Swami Sanand wanted all hydro power projects to be scrapped from the Ganga basin, further demanding a ban on operational stone crushers and mining activity in the five kilometres radius of river in Haridwar.
“Government is irresponsive, no one concerned about the Ganga River. I have written a letter to the Prime Minister and given deadline of April 25. From April 27 I will leave even water,” Atambodhanand said. Neither his nor Swami Sanand’s pleas to the government have been addressed.
District Magistrate Deepak Rawat told News18 that they are constantly monitoring the health of the seer and are committed to provide best medical support. “We can only forward the demands (raised by seer) to the competent authorities and will subsequently follow the standing orders,” DM Rawat said.
It was the death of the 36-year-old Swami Nigmananda of the ashram in June 2011, after 100 days of fasting that riveted national attention on these seers.
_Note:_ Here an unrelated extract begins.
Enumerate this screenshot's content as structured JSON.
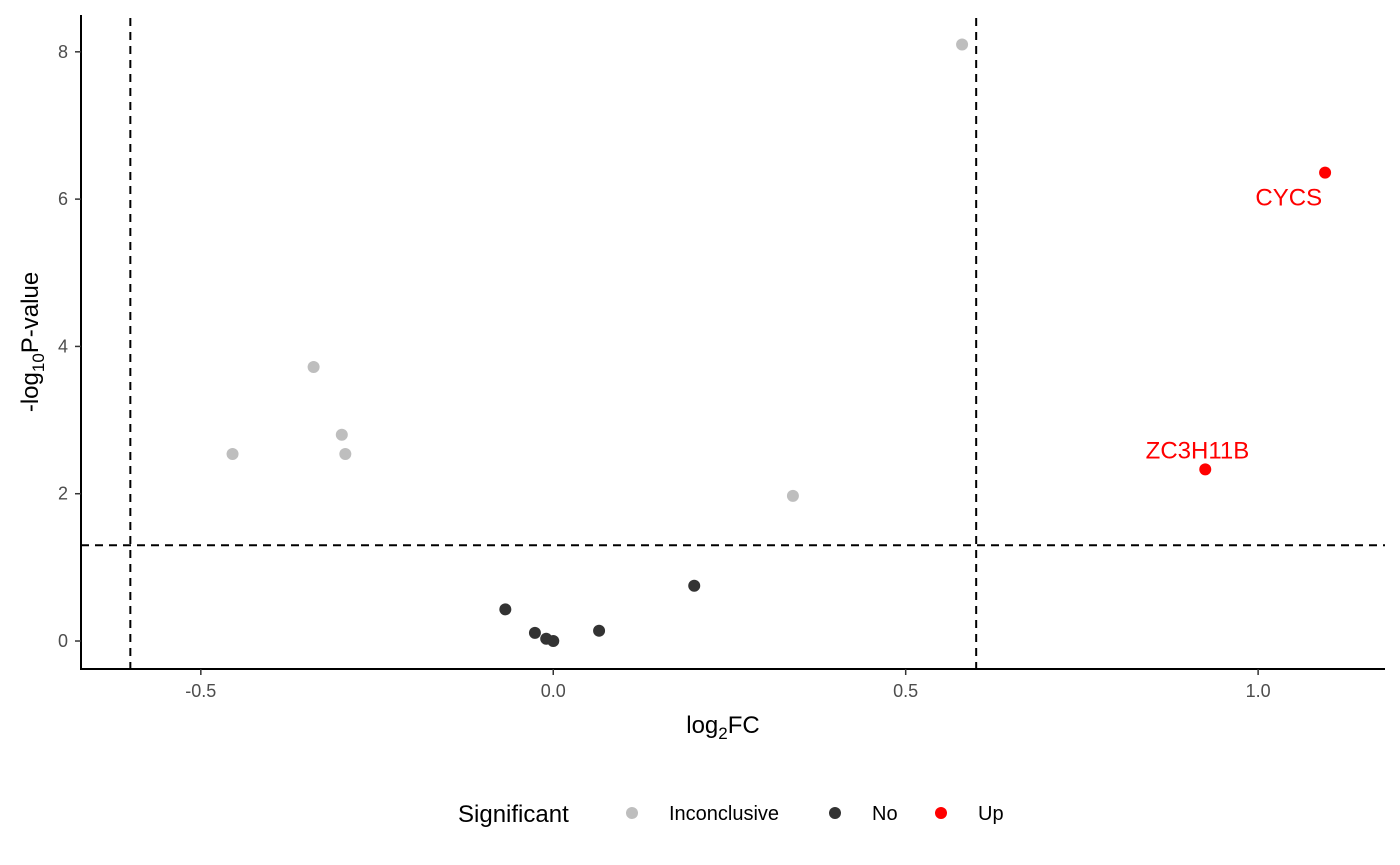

The ashram had also been at loggerheads with the Uttarakhand government. In December 2016, the director general, National Mission for Clean Ganga forwarded Matri Sadan’s representation to Central Pollution Control Board (CPCB) which in its order asked officials to ensure that no legal or illegal mining takes place in the Ganga stretch. The CPCB also stayed the operation of stone crushers.
However, the Uttarakhand government gave its representation to CPCB in February this year and as a result, CPCB on March 26 revoked the ban on ‘legal quarrying’ of river bed material. The Board also asked government to re-examine the issue of existing stone crushers. But the head of the Matri Sadan, Swami Shivanand, said they will keep pressing their demands.